Kate Krautkramer was also new to me. In “Roadkill” she chronicles some rather interesting and not often spoken about aspects of her pregnancy. Krautkramer takes a more scientific look at pregnancy, thinking of birth in an animalistic way, rather than in the joyous glowing way that most view the experience. “They let this vast, shapeless secret shimmer just behind their eyes when they meet me on the street,” she muses, “and just smile and nod in recognition of my burgeoning figure.” But instead of deifying the pregnancy, she wonders why so many who do choose to be anesthetized when going through the actual birth. Although I’m scared to death of pregnancy myself, it was comforting to read an account from a mother who wasn’t blindly enamored of her own pregnancy. I also liked Jonathan Tel’s “The Myth of the Frequent Flier,” about a man who spends so much time flying that he marries and eventually has children in the air. Every flight attendant’s heard of the story and each has their own details to add; sometimes he’s Canadian, sometimes he’s Australian. He has a son or he has twin girls. Some claim to have actually met him and some have only heard of his story. With the narrator following the myth all around the world, you can’t help but laugh at the man who’s stalking his own legend.

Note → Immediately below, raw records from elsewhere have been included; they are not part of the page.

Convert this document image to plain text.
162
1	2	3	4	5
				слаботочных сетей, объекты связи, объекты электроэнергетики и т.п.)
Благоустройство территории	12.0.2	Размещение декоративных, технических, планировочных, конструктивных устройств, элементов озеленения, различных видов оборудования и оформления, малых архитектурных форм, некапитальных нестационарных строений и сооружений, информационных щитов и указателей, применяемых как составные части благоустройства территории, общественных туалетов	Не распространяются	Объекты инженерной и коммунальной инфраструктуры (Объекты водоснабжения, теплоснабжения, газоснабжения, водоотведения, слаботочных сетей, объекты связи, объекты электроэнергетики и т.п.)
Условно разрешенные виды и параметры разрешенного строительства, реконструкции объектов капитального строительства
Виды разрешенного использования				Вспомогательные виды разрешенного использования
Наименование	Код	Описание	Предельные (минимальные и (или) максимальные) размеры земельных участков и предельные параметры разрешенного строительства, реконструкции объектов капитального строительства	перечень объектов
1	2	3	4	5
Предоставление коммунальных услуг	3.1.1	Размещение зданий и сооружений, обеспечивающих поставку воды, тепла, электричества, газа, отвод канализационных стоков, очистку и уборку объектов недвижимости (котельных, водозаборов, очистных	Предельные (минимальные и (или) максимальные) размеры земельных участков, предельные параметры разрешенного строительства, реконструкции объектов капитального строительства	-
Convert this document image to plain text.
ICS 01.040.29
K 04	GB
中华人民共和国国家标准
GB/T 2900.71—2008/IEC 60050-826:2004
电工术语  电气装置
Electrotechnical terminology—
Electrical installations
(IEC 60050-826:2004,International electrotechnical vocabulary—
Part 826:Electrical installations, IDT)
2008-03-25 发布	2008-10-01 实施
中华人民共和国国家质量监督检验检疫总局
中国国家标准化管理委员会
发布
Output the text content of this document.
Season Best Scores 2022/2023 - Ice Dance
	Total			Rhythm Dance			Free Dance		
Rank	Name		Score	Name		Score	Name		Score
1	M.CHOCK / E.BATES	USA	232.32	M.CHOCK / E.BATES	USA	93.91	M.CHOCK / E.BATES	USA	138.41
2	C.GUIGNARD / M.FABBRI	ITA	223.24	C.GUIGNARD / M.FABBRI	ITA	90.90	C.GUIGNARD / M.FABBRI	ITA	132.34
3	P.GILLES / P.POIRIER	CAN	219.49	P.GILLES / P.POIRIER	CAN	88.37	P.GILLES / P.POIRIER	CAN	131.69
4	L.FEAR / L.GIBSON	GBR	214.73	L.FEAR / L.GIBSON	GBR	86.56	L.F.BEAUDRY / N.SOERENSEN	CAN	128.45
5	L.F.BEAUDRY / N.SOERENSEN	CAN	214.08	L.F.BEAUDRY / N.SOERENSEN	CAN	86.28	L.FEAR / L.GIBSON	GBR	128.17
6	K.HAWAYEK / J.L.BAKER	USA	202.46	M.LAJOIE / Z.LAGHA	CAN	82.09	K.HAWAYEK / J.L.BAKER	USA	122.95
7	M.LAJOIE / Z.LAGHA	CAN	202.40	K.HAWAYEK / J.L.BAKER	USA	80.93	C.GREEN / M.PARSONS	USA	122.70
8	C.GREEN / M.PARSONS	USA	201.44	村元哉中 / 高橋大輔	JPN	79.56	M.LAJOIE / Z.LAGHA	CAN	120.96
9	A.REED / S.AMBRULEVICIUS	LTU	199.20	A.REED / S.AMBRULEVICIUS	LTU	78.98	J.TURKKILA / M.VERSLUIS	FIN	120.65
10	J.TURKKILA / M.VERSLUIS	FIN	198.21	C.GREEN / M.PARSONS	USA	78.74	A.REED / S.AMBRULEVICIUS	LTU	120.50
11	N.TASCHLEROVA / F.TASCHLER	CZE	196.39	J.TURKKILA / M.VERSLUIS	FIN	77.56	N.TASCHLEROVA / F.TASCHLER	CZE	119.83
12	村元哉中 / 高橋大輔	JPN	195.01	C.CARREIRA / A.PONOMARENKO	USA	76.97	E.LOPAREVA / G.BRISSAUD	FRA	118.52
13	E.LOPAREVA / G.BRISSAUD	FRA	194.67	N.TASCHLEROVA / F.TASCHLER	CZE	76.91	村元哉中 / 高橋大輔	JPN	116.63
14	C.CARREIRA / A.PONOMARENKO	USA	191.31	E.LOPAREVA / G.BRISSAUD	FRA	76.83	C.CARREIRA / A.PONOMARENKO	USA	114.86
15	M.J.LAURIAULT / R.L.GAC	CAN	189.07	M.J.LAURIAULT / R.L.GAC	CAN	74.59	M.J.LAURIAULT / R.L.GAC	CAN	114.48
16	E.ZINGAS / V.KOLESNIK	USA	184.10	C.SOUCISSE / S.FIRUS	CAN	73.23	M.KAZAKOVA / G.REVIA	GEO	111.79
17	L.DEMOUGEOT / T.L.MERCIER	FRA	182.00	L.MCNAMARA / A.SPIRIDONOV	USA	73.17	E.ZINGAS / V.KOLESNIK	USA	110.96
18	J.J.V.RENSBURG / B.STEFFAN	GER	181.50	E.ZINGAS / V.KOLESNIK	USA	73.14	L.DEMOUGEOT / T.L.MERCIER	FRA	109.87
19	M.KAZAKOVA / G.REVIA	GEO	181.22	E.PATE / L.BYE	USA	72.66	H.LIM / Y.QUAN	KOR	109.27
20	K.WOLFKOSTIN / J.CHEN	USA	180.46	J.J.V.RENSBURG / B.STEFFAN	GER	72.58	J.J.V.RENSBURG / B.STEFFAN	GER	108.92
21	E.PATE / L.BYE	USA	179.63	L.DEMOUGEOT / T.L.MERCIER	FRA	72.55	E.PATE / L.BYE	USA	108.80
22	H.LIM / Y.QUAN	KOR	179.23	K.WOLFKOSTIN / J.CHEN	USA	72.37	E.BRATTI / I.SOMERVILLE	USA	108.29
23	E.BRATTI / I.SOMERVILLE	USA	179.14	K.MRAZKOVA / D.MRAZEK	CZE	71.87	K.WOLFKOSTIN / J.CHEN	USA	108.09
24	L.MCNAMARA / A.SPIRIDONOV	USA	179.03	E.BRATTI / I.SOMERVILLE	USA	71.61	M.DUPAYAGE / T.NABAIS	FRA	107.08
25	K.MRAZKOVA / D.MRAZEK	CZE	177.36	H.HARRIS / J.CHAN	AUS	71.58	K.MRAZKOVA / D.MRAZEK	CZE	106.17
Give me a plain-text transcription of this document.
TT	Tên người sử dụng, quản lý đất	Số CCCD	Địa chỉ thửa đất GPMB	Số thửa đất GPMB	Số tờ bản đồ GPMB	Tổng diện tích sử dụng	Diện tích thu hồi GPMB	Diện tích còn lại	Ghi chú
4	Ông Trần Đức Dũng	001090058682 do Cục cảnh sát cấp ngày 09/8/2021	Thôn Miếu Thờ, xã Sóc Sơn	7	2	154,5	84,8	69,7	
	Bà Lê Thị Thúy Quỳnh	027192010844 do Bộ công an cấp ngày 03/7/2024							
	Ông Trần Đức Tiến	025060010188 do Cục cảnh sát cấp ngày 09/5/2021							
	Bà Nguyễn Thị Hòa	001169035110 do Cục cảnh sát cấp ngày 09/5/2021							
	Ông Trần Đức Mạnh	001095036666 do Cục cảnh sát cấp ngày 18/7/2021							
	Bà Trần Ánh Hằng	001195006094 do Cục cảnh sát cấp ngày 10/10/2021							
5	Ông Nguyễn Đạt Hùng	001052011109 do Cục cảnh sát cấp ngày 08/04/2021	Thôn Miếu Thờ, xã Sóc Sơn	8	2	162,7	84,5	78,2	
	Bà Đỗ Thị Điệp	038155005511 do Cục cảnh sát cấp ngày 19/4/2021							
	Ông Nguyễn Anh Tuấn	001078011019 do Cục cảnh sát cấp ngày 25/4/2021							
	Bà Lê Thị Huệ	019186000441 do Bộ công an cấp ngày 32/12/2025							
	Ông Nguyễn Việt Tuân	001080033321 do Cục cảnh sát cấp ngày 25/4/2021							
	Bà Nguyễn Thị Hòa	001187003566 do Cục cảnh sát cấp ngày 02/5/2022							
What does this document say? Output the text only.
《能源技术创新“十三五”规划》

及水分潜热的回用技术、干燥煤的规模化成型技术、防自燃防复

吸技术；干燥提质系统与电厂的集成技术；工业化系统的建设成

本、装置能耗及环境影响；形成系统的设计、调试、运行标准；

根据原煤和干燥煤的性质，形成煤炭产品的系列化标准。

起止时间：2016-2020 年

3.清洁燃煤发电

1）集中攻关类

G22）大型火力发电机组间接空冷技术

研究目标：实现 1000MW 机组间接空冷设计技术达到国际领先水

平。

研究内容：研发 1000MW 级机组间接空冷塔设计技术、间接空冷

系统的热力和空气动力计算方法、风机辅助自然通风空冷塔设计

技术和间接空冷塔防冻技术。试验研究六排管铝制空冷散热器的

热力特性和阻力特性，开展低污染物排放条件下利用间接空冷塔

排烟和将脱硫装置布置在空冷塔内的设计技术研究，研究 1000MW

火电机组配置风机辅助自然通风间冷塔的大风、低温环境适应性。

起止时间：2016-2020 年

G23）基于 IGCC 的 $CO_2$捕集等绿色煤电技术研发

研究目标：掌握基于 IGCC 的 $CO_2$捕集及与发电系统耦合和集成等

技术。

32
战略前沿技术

Of course, reading collections like this is also a really good opportunity to stumble upon works by authors you know, only to make you even more sure of their ability to move and create emotion with their words. In this book it’s Jhumpa Lahiri with “Hell-Heaven.” The story is narrated by a woman who witnessed her mother falling in love with a man other than her husband. Though nothing ever happens between the two, the mother looks forward to her companion’s visits and he becomes a close friend of the family. Despite the wishes of his Bengali parents, he marries an American girl and starts his own family away from his somewhat-adopted family. It’s only when the marriage falls apart many years later, and the ex-wife admits how jealous she always was, does the mother reveal how hurt she was by the loss of her always-platonic friend. Anyone who’s read Lahiri’s work will have a difficult time denying that she writes rich and engaging narratives, but after reading this I was could only wonder how some people get to be so well endowed with words, to know just the right ones to use to be able to create a specific feeling or image in your mind. I never cease to be amazed when I come across people who have this gift.

So, do I think I’ll continue to read this series in the coming years? I’m not sure…I plan to give myself a subscription to McSweeney’s for Christmas, which satisfies my need for a variety of stories and essays, and if there’s anything this year has taught me it’s that no matter how much I want to read a book or plan to read a book, I’ll never be able to resist the pull of other books as they spring up on me. While this may not become a perennial favorite, at least I’ll now I know what I’ll be missing.